# taz.de -- Kolumne Vom Überleben in der Krise: Und immer grüßt die Bank
       
       > Während in Europa massig Staatsschulden angehäuft werden, sind
       > angeschlagene Kreditinstitute fein raus. Sie werden gerettet – alles
       > andere wäre zu gefährlich.
       
 (IMG) Bild: Die Banken sind sicher – so oder so
       
       Es scheint in der Eurozone keine Woche zu vergehen, ohne dass nicht schon
       wieder Banken gerettet werden müssten. Griechenland rutscht auf einen
       weiteren Schuldenschnitt zu, die angeschlagene franco-belgische Dexia
       erhält erneut Milliarden aus Paris und Brüssel, Zypern will am Freitag über
       Bankenhilfen verhandeln.
       
       Auch Spaniens Staatsschulden explodieren, weil es seinen Banken beispringen
       muss – und Irland hat seine Banken schon unterstützt, will diese Hilfe
       jetzt aber kostengünstiger auf den Rettungsschirm ESM umschulden. Irgendwie
       hängen immer die Banken mittendrin. Da kommt ein natürlicher Impuls auf,
       der inzwischen rechts und links eint: Lasst diese verdammten Banken endlich
       pleitegehen!
       
       Die Wut wird noch gesteigert durch die unbestreitbare Tatsache, dass
       innerhalb von fünf Jahren bereits die zweite Welle der Bankenrettungen
       rollt. Als die US-Hypothekenblase ab 2007 platzte, waren ebenfalls sehr
       viele Kreditinstitute in Bedrängnis – vorneweg in Deutschland. Die lange
       Liste weckt noch heute ungute Erinnerungen: IKB, HRE, WestLB, HSH Nordbank,
       BayernLB, SachsenLB, Commerzbank.
       
       Da ist es verständlich, dass als allgemeines Gefühl herrscht: Jetzt reicht
       es aber! Zumal viele Deutsche bisher irrtümlich dachten, sie würden in
       einer Marktwirtschaft leben. Und in einer Marktwirtschaft – sagte schon
       Ludwig Erhard – müssen die Unternehmen für ihre Fehler haften. Wer blöd
       ist, endet im Konkurs.
       
       ## Banken werden immer gerettet
       
       Dies gilt jedoch offenbar nicht für Banken. Sie werden immer gerettet. Also
       kursiert der Verdacht, dass Politik und Finanzmärkte unter einer Decke
       stecken. Man wittert die ewige Intrige des Lobbyismus. Und es stimmt ja:
       Die Finanzindustrie ist permanent damit beschäftigt, die Regierung mit
       Lobbyargumenten zu traktieren.
       
       Da wird niemand geschont. Nicht das Kanzleramt, nicht die Ministerien,
       nicht das Parlament. Trotzdem wäre es falsch zu glauben, dass allein der
       Lobbydruck dafür sorgt, dass die Banken gerettet werden. Der Grund ist viel
       schlichter: Es wäre zu gefährlich, Banken pleitegehen zu lassen, wenn es
       sich um eine systemische Krise handelt – wenn also nicht nur ein
       Kreditinstitut in Schwierigkeiten ist, sondern viele Banken gleichzeitig.
       
       Dann könnten diese Pleiten innerhalb von Stunden eine „Deflationsspirale“
       auslösen, die die gesamte Wirtschaft in den Abgrund reißt.

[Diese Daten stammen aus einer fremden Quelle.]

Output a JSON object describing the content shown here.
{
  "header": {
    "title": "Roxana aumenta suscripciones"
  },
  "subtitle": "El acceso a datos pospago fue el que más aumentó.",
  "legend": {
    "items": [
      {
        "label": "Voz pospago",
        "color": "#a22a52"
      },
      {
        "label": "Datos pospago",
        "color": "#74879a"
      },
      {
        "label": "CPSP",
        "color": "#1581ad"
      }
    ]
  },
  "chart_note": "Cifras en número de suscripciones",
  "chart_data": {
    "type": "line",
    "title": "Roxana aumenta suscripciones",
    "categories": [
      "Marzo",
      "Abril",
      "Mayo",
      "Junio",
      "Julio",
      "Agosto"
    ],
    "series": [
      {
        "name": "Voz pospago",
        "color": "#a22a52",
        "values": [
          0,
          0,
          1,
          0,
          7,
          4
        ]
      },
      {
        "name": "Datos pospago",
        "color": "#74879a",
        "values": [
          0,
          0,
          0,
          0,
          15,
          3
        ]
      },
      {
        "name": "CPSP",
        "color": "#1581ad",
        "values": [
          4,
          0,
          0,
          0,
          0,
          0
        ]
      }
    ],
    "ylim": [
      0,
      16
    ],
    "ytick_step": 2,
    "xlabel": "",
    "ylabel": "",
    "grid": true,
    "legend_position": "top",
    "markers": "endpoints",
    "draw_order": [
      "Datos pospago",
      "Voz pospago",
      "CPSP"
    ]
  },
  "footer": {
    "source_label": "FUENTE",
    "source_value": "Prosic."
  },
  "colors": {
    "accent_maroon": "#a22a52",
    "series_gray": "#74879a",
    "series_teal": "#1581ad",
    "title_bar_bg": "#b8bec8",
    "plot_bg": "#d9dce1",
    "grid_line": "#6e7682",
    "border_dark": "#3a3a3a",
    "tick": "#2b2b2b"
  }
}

       „Deflationsspirale“ klingt technisch, aber der Prozess ist einfach zu
       verstehen. Wenn eine Bank auf den Konkurs zusteuert, wird sie versuchen,
       den Bankrott abzuwenden, indem sie Aktien, Immobilien und Kreditforderungen
       verkauft.
       
       Wenn dies gleich mehrere Banken tun, kollabieren die Vermögenspreise. Eine
       Immobilie, die gestern noch eine Million Euro wert war, ist morgen für
       800.000 Euro zu haben. Dies bringt alle anderen Banken in Bedrängnis, die
       Hypothekarkredite vergeben haben. Also fangen auch diese Institute an, ihre
       Löcher in der Bilanz zu stopfen, indem sie panisch „Assets“ verkaufen. Die
       Preise sinken ins Bodenlose.
       
       ## Es scheint ein Überangebot zu herrschen
       
       Spätestens in diesem Moment ist auch die Realwirtschaft betroffen. Wer wird
       noch ein Haus bauen oder in ein Unternehmen investieren – wenn überall die
       Preise sinken? Denn der „Markt“ scheint ja zu signalisieren, dass ein
       Überangebot herrscht, sonst würden die Vermögenspreise nicht kollabieren.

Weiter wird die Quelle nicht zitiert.